I adore zoos and our national parks, these are the places I connect to nature, and for many, it is the same. I am so very passionate about these sites as well, and I think it is healthy for many of us to reflect on the definition of wilderness today. It could be as involved as analyzing the age-old debate of Anthropocentrism vs. Biocentrism, to something as simple as questioning the authenticity of a postcard. I have provided more questions than I have answers, but I aim to find answers to many of my questions. I think now more than ever these conversations must be had and responsibility on all of our parts must be taken.

I See Fog

When I need to think, I mean really think; about myself and about my ideas I typically hop in my car and drive. I don't think I am alone in this, but if you haven't done it before, do it! 

Sometimes the rain, fog, wind, or any unusual weather condition you can think of becomes an excuse not to get lost within yourself and your camera. I find it exhilarating to dive headfirst into a new atmosphere. With no plans, there is no telling what will happen. 

When you find yourself more alone in nature than is usual, the wilderness tends to show you something you might have never seen and likely will never see again. I like to think that a lot of my dealings with nature is all about listening. In an age where we are always on the go and focused on ourselves, reverting back to our instinctual connection to nature is pivotal. I've read several books about the origins of wilderness and mans fear with such vast and untamed land. I often think in some ways these same fears exist today, but maybe it's not the wilderness that scares us it's being alone in the wilderness. 

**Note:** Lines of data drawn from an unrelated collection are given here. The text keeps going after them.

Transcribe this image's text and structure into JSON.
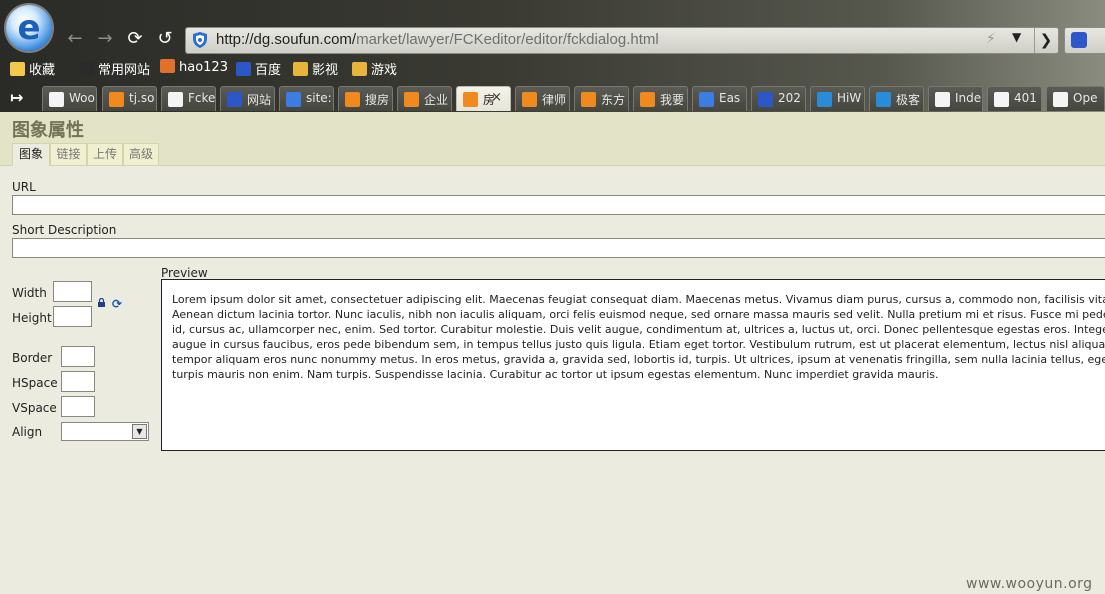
{
  "browser": {
    "logo_letter": "e",
    "url": {
      "host": "http://dg.soufun.com/",
      "path": "market/lawyer/FCKeditor/editor/fckdialog.html"
    }
  },
  "favorites": [
    {
      "label": "收藏",
      "icon": "star-icon",
      "color": "#f2c94c"
    },
    {
      "label": "常用网站",
      "icon": "grid-icon",
      "color": "#2b2b2b"
    },
    {
      "label": "hao123",
      "icon": "hao123-icon",
      "color": "#e0702a"
    },
    {
      "label": "百度",
      "icon": "baidu-paw-icon",
      "color": "#2b57c9"
    },
    {
      "label": "影视",
      "icon": "folder-icon",
      "color": "#e7b43c"
    },
    {
      "label": "游戏",
      "icon": "folder-icon",
      "color": "#e7b43c"
    }
  ],
  "tabs": [
    {
      "label": "Woo",
      "icon": "page-icon",
      "color": "#f4f4f4"
    },
    {
      "label": "tj.so",
      "icon": "fang-icon",
      "color": "#f08a1e"
    },
    {
      "label": "Fcke",
      "icon": "page-icon",
      "color": "#f4f4f4"
    },
    {
      "label": "网站",
      "icon": "baidu-paw-icon",
      "color": "#2b57c9"
    },
    {
      "label": "site:",
      "icon": "google-icon",
      "color": "#3b7de0"
    },
    {
      "label": "搜房",
      "icon": "fang-icon",
      "color": "#f08a1e"
    },
    {
      "label": "企业",
      "icon": "fang-icon",
      "color": "#f08a1e"
    },
    {
      "label": "房",
      "icon": "fang-icon",
      "color": "#f08a1e",
      "active": true,
      "close": "×"
    },
    {
      "label": "律师",
      "icon": "fang-icon",
      "color": "#f08a1e"
    },
    {
      "label": "东方",
      "icon": "fang-icon",
      "color": "#f08a1e"
    },
    {
      "label": "我要",
      "icon": "fang-icon",
      "color": "#f08a1e"
    },
    {
      "label": "Eas",
      "icon": "google-icon",
      "color": "#3b7de0"
    },
    {
      "label": "202",
      "icon": "baidu-paw-icon",
      "color": "#2b57c9"
    },
    {
      "label": "HiW",
      "icon": "hi-icon",
      "color": "#2a8bd6"
    },
    {
      "label": "极客",
      "icon": "hi-icon",
      "color": "#2a8bd6"
    },
    {
      "label": "Inde",
      "icon": "page-icon",
      "color": "#f4f4f4"
    },
    {
      "label": "401",
      "icon": "page-icon",
      "color": "#f4f4f4"
    },
    {
      "label": "Ope",
      "icon": "page-icon",
      "color": "#f4f4f4"
    }
  ],
  "dialog": {
    "title": "图象属性",
    "tabs": [
      "图象",
      "链接",
      "上传",
      "高级"
    ],
    "url_label": "URL",
    "url_value": "",
    "short_desc_label": "Short Description",
    "short_desc_value": "",
    "width_label": "Width",
    "height_label": "Height",
    "border_label": "Border",
    "hspace_label": "HSpace",
    "vspace_label": "VSpace",
    "align_label": "Align",
    "align_value": "",
    "preview_label": "Preview",
    "preview_text": "Lorem ipsum dolor sit amet, consectetuer adipiscing elit. Maecenas feugiat consequat diam. Maecenas metus. Vivamus diam purus, cursus a, commodo non, facilisis vitae, nulla. Aenean dictum lacinia tortor. Nunc iaculis, nibh non iaculis aliquam, orci felis euismod neque, sed ornare massa mauris sed velit. Nulla pretium mi et risus. Fusce mi pede, tempor id, cursus ac, ullamcorper nec, enim. Sed tortor. Curabitur molestie. Duis velit augue, condimentum at, ultrices a, luctus ut, orci. Donec pellentesque egestas eros. Integer cursus, augue in cursus faucibus, eros pede bibendum sem, in tempus tellus justo quis ligula. Etiam eget tortor. Vestibulum rutrum, est ut placerat elementum, lectus nisl aliquam velit, tempor aliquam eros nunc nonummy metus. In eros metus, gravida a, gravida sed, lobortis id, turpis. Ut ultrices, ipsum at venenatis fringilla, sem nulla lacinia tellus, eget aliquet turpis mauris non enim. Nam turpis. Suspendisse lacinia. Curabitur ac tortor ut ipsum egestas elementum. Nunc imperdiet gravida mauris."
  },
  "watermark": "www.wooyun.org"
}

The wilderness that remains today, in its fragile state, has something to teach us but to learn we must listen and perhaps we will be better for it.

 

Still the body, Still the mind, Still the voice inside, In silence, Feel the stillness move.                                                                                                                                                                                                                                                                                                                                                                                                                                                                                                                                                                                                          -Kabir                     

Behind The Photos, We Will Go

Starting to think its a good idea to start a blog. So let me introduce myself. My name is Abbey Bratcher; I am a photographer from Memphis, TN currently living and working in Belfast, Northern Ireland. I am so incredibly passionate about wildlife and our amazing natural world. I was born into a family that has inspired my love for the planet and its wildlife. My goal as a human being and an artist is to create work that not only celebrates nature but also challenges our relationship with it.

So right here I will take you behind my photographs and into my thoughts and inspirations.